Question

我有很多句子的数据，关于一个例子作为下面的句子，我想把它分成2个子句：

全血浆和d 。 1.006g / ml血浆密度分数来自2/2只小鼠显示出这种广泛的β迁移模式（图1B） | T：** 1SP3E3 | ; |我：** 1SP3E3 | | L：** 1SP3E3 |相比之下，3/3等离子显示在β位几乎没有脂质染色。 | T：** 1SN3E3 | |我：** 1SN3E3 | | L：** 1SN3E3 |

将其拆分为：

全血浆和d 。 1.006g / ml血浆密度分数来自2/2小鼠的小鼠显示出这种广泛的β-迁移模式（图1B）

和

相比之下，3/3血浆显示几乎没有脂质染色的β位上。

我的代码是：

private static DataGridViewRow PrepareDataGridViewRow(DataGridView dgv, object[] cols)
{
    var result = new DataGridViewRow();
    result.CreateCells(dgv,cols);
    return result;
};

但我无法得到正确的结果。

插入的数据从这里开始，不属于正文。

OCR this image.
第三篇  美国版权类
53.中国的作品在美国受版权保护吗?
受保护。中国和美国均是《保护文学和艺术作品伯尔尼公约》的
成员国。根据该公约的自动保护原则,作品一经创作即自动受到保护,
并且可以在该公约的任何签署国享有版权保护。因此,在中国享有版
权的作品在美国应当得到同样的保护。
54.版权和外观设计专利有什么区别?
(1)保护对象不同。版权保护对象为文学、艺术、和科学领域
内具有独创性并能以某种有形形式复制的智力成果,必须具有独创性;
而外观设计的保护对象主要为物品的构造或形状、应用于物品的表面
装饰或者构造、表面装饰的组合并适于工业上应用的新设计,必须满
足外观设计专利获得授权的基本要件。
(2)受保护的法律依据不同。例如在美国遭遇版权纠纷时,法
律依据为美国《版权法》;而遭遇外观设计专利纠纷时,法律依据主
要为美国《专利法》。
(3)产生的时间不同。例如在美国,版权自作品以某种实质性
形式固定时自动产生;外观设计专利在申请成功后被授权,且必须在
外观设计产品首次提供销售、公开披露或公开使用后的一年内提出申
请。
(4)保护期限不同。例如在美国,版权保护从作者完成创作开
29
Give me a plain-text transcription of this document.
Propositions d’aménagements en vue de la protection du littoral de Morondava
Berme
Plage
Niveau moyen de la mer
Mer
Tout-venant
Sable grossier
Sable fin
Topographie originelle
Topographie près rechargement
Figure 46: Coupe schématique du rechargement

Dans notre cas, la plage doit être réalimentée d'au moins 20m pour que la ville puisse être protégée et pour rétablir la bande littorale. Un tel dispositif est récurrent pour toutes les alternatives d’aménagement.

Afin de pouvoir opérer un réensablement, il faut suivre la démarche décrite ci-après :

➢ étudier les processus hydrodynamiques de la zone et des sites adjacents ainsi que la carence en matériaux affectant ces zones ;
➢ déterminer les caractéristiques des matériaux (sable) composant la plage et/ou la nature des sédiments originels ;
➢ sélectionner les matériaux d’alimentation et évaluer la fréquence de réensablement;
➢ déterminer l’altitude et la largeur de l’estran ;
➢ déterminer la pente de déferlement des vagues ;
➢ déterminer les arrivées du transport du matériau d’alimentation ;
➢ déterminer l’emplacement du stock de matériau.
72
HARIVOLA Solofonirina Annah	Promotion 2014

有人可以帮忙吗？非常感谢。

Answer 1

[i.strip() for i in re.sub(r'\|\w:\*\*\w*\|', '', re.sub(r' +', r' ', s.strip())).split(';')]

返回

['Both whole plasma and the d < 1.006 g/ml density fraction of plasma from 2/2 mice show this broad beta-migration pattern (Fig. 1 B)', 'in contrast, 3/3 plasma shows virtually no lipid staining at the beta-position.']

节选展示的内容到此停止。